= Bernard K. Passman =

American sculptor

Bernard K. Passman (22 January 1916 – 10 February 2007) was a sculptor and jeweller, founder of a black coral jewellery company and brand, Passman (currently produced by Glyptica, Inc. under licence).

Passman founded the eponymous Passman in 1975 on Grand Cayman. He created black coral and gold sculptures for the White House, the British royal family, and various museums. Examples of his work include the Cayman Islands's gift of a 97-piece set of sterling silver and black coral tableware for Prince Charles and Lady Diana's wedding in 1981; a black coral horse and corgi dogs for Queen Elizabeth and Prince Philip, and commissions for the Pope and various celebrities.
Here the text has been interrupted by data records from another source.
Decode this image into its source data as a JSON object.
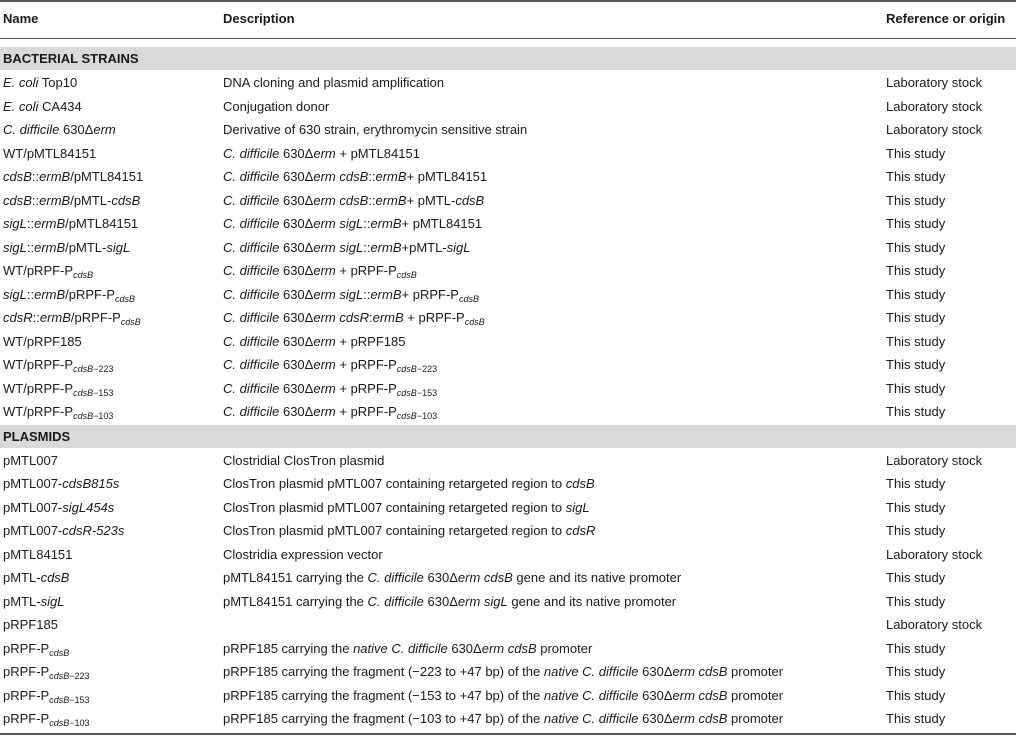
{
  "headers": {
    "name": "Name",
    "description": "Description",
    "reference": "Reference or origin"
  },
  "sections": [
    {
      "title": "BACTERIAL STRAINS",
      "rows": [
        {
          "name": "<i>E. coli</i> Top10",
          "description": "DNA cloning and plasmid amplification",
          "reference": "Laboratory stock"
        },
        {
          "name": "<i>E. coli</i> CA434",
          "description": "Conjugation donor",
          "reference": "Laboratory stock"
        },
        {
          "name": "<i>C. difficile</i> 630Δ<i>erm</i>",
          "description": "Derivative of 630 strain, erythromycin sensitive strain",
          "reference": "Laboratory stock"
        },
        {
          "name": "WT/pMTL84151",
          "description": "<i>C. difficile</i> 630Δ<i>erm</i> + pMTL84151",
          "reference": "This study"
        },
        {
          "name": "<i>cdsB</i>::<i>ermB</i>/pMTL84151",
          "description": "<i>C. difficile</i> 630Δ<i>erm cdsB</i>::<i>ermB</i>+ pMTL84151",
          "reference": "This study"
        },
        {
          "name": "<i>cdsB</i>::<i>ermB</i>/pMTL-<i>cdsB</i>",
          "description": "<i>C. difficile</i> 630Δ<i>erm cdsB</i>::<i>ermB</i>+ pMTL-<i>cdsB</i>",
          "reference": "This study"
        },
        {
          "name": "<i>sigL</i>::<i>ermB</i>/pMTL84151",
          "description": "<i>C. difficile</i> 630Δ<i>erm sigL</i>::<i>ermB</i>+ pMTL84151",
          "reference": "This study"
        },
        {
          "name": "<i>sigL</i>::<i>ermB</i>/pMTL-<i>sigL</i>",
          "description": "<i>C. difficile</i> 630Δ<i>erm sigL</i>::<i>ermB</i>+pMTL-<i>sigL</i>",
          "reference": "This study"
        },
        {
          "name": "WT/pRPF-P<sub><i>cdsB</i></sub>",
          "description": "<i>C. difficile</i> 630Δ<i>erm</i> + pRPF-P<sub><i>cdsB</i></sub>",
          "reference": "This study"
        },
        {
          "name": "<i>sigL</i>::<i>ermB</i>/pRPF-P<sub><i>cdsB</i></sub>",
          "description": "<i>C. difficile</i> 630Δ<i>erm sigL</i>::<i>ermB</i>+ pRPF-P<sub><i>cdsB</i></sub>",
          "reference": "This study"
        },
        {
          "name": "<i>cdsR</i>::<i>ermB</i>/pRPF-P<sub><i>cdsB</i></sub>",
          "description": "<i>C. difficile</i> 630Δ<i>erm cdsR</i>:<i>ermB</i> + pRPF-P<sub><i>cdsB</i></sub>",
          "reference": "This study"
        },
        {
          "name": "WT/pRPF185",
          "description": "<i>C. difficile</i> 630Δ<i>erm</i> + pRPF185",
          "reference": "This study"
        },
        {
          "name": "WT/pRPF-P<sub><i>cdsB</i>−223</sub>",
          "description": "<i>C. difficile</i> 630Δ<i>erm</i> + pRPF-P<sub><i>cdsB</i>−223</sub>",
          "reference": "This study"
        },
        {
          "name": "WT/pRPF-P<sub><i>cdsB</i>−153</sub>",
          "description": "<i>C. difficile</i> 630Δ<i>erm</i> + pRPF-P<sub><i>cdsB</i>−153</sub>",
          "reference": "This study"
        },
        {
          "name": "WT/pRPF-P<sub><i>cdsB</i>−103</sub>",
          "description": "<i>C. difficile</i> 630Δ<i>erm</i> + pRPF-P<sub><i>cdsB</i>−103</sub>",
          "reference": "This study"
        }
      ]
    },
    {
      "title": "PLASMIDS",
      "rows": [
        {
          "name": "pMTL007",
          "description": "Clostridial ClosTron plasmid",
          "reference": "Laboratory stock"
        },
        {
          "name": "pMTL007-<i>cdsB815s</i>",
          "description": "ClosTron plasmid pMTL007 containing retargeted region to <i>cdsB</i>",
          "reference": "This study"
        },
        {
          "name": "pMTL007-<i>sigL454s</i>",
          "description": "ClosTron plasmid pMTL007 containing retargeted region to <i>sigL</i>",
          "reference": "This study"
        },
        {
          "name": "pMTL007-<i>cdsR-523s</i>",
          "description": "ClosTron plasmid pMTL007 containing retargeted region to <i>cdsR</i>",
          "reference": "This study"
        },
        {
          "name": "pMTL84151",
          "description": "Clostridia expression vector",
          "reference": "Laboratory stock"
        },
        {
          "name": "pMTL-<i>cdsB</i>",
          "description": "pMTL84151 carrying the <i>C. difficile</i> 630Δ<i>erm cdsB</i> gene and its native promoter",
          "reference": "This study"
        },
        {
          "name": "pMTL-<i>sigL</i>",
          "description": "pMTL84151 carrying the <i>C. difficile</i> 630Δ<i>erm sigL</i> gene and its native promoter",
          "reference": "This study"
        },
        {
          "name": "pRPF185",
          "description": "",
          "reference": "Laboratory stock"
        },
        {
          "name": "pRPF-P<sub><i>cdsB</i></sub>",
          "description": "pRPF185 carrying the <i>native C. difficile</i> 630Δ<i>erm cdsB</i> promoter",
          "reference": "This study"
        },
        {
          "name": "pRPF-P<sub><i>cdsB</i>−223</sub>",
          "description": "pRPF185 carrying the fragment (−223 to +47 bp) of the <i>native C. difficile</i> 630Δ<i>erm cdsB</i> promoter",
          "reference": "This study"
        },
        {
          "name": "pRPF-P<sub><i>cdsB</i>−153</sub>",
          "description": "pRPF185 carrying the fragment (−153 to +47 bp) of the <i>native C. difficile</i> 630Δ<i>erm cdsB</i> promoter",
          "reference": "This study"
        },
        {
          "name": "pRPF-P<sub><i>cdsB</i>−103</sub>",
          "description": "pRPF185 carrying the fragment (−103 to +47 bp) of the <i>native C. difficile</i> 630Δ<i>erm cdsB</i> promoter",
          "reference": "This study"
        }
      ]
    }
  ]
}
Other well-known works are his Can Can Girls and his statues of Charlie Chaplin.

Passman died in 2007 aged 91. His company was acquired the same year by Cayman Islands-based Active Capital Ltd. This is a private equity firm belonging to the family that founded Dart Container. There were Bernard K. Passman galleries and retail outlets in Charlotte Amalie, United States Virgin Islands, George Town, Cayman Islands, Las Vegas, Beverly Hills, etc. In May 2013 the galleries and business faced closure after the CEO of the past owner of Passman, GEM Manufacturing LLC pleaded guilty to illegally importing a batch of black coral.

In 2014 the production of the Passman collection was renewed using sustainably harvested black coral when Glyptica, Inc. under Tchavdar Tchouchev (previously Passman's Director of Design Development), had acquired the licence.